Computation of Jacobian of $Ag(q) v$ with respect to $q$, when $n_q > n_v$

[HiroIshida]

Closed due to my basic mathematical mistake
$h = Ag(q) v$ is a frequently appearing equation in literature on trajectory optimization using centroidal dynamics, where $h$ is the centroidal angular momentum, Ag is CMM, $q$ and $v$ are generalized position and velocity. (e.g. Eq. (7c) in Dai+2014, Eq. (5) in Kuindersma+2016)
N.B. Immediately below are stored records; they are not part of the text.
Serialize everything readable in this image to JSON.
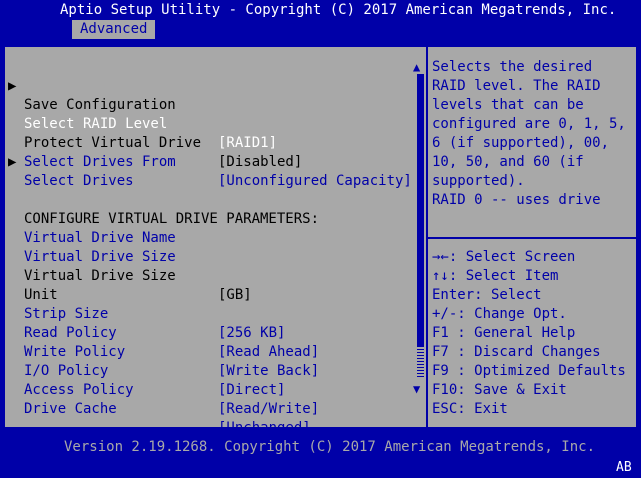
{
  "header": {
    "title": "Aptio Setup Utility - Copyright (C) 2017 American Megatrends, Inc.",
    "active_tab": "Advanced"
  },
  "menu": {
    "items": [
      {
        "arrow": "▶",
        "label": "Save Configuration",
        "value": "",
        "style": "black"
      },
      {
        "arrow": "",
        "label": "Select RAID Level",
        "value": "[RAID1]",
        "style": "white"
      },
      {
        "arrow": "",
        "label": "Protect Virtual Drive",
        "value": "[Disabled]",
        "style": "black"
      },
      {
        "arrow": "",
        "label": "Select Drives From",
        "value": "[Unconfigured Capacity]",
        "style": "blue"
      },
      {
        "arrow": "▶",
        "label": "Select Drives",
        "value": "",
        "style": "blue"
      },
      {
        "arrow": "",
        "label": "",
        "value": "",
        "style": "black"
      },
      {
        "arrow": "",
        "label": "CONFIGURE VIRTUAL DRIVE PARAMETERS:",
        "value": "",
        "style": "black"
      },
      {
        "arrow": "",
        "label": "Virtual Drive Name",
        "value": "",
        "style": "blue"
      },
      {
        "arrow": "",
        "label": "Virtual Drive Size",
        "value": "",
        "style": "blue"
      },
      {
        "arrow": "",
        "label": "Virtual Drive Size",
        "value": "[GB]",
        "style": "black"
      },
      {
        "arrow": "",
        "label": "Unit",
        "value": "",
        "style": "black"
      },
      {
        "arrow": "",
        "label": "Strip Size",
        "value": "[256 KB]",
        "style": "blue"
      },
      {
        "arrow": "",
        "label": "Read Policy",
        "value": "[Read Ahead]",
        "style": "blue"
      },
      {
        "arrow": "",
        "label": "Write Policy",
        "value": "[Write Back]",
        "style": "blue"
      },
      {
        "arrow": "",
        "label": "I/O Policy",
        "value": "[Direct]",
        "style": "blue"
      },
      {
        "arrow": "",
        "label": "Access Policy",
        "value": "[Read/Write]",
        "style": "blue"
      },
      {
        "arrow": "",
        "label": "Drive Cache",
        "value": "[Unchanged]",
        "style": "blue"
      }
    ]
  },
  "scrollbar": {
    "up": "▲",
    "down": "▼",
    "position_fraction": 0.0,
    "visible_fraction": 0.89
  },
  "help": {
    "lines": [
      "Selects the desired",
      "RAID level. The RAID",
      "levels that can be",
      "configured are 0, 1, 5,",
      "6 (if supported), 00,",
      "10, 50, and 60 (if",
      "supported).",
      "RAID 0 -- uses drive"
    ]
  },
  "keys": {
    "lines": [
      "→←: Select Screen",
      "↑↓: Select Item",
      "Enter: Select",
      "+/-: Change Opt.",
      "F1 : General Help",
      "F7 : Discard Changes",
      "F9 : Optimized Defaults",
      "F10: Save & Exit",
      "ESC: Exit"
    ]
  },
  "footer": {
    "version": "Version 2.19.1268. Copyright (C) 2017 American Megatrends, Inc.",
    "code": "AB"
  },
  "colors": {
    "background": "#0000a8",
    "panel": "#a8a8a8",
    "highlight_text": "#ffffff",
    "option_text": "#0000a8",
    "static_text": "#000000"
  }
}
To enforce this relation as equality constraints in trajectory optimization, we need to compute the Jacobian $J = \frac{\partial A_g(q) v}{\partial q}$. If $n_q = n_v$, we can compute the Jacobian using a pinocchio-provided function dccrba which computes the $dA_g(q)/dt$ matrix. Namely $dA_g(q)/dt = \frac{\partial A_g(q)}{\partial q} \cdot \frac{dq}{dt} = J$.
However, this is not possible if the pinocchio representation of the floating body's orientation uses a quaternion. In this case, the representation of $q$ has a redundant dimension and $n_q > n_v$.
If anybody has worked on the computation of the Jacobian in such a case, I'd be grateful if you could give me some ideas.

reference

• Kuindersma, Scott, et al. "Optimization-based locomotion planning, estimation, and control design for the atlas humanoid robot." Autonomous robots 40 (2016): 429-455.
• Dai, Hongkai, Andrés Valenzuela, and Russ Tedrake. "Whole-body motion planning with centroidal dynamics and full kinematics." 2014 IEEE-RAS International Conference on Humanoid Robots. IEEE, 2014.

[matheecs]

The notebook from JNRH'2023 may give some ideas:

You can set up the optimization variables to contain a configuration $q$, but in that case you must enforce the normalization constraint $q[4:7] == 1$. More efficiently, we represent the decision variable to be $dq \in R^{n_v}$ a small displacement from the robot reference configuration robot.q0. Then $q = robot.q0 \oplus dq$ becomes a function of the decision variable, and no constraint need to be additionally enforce. The nice aspect of Casadi is that you can define e.g var_dq to be your decision variable, then call var_q the integration of $dq$ from robot.q0, and use var_q as if it was you variable for the simple robot case. More about that in practice later.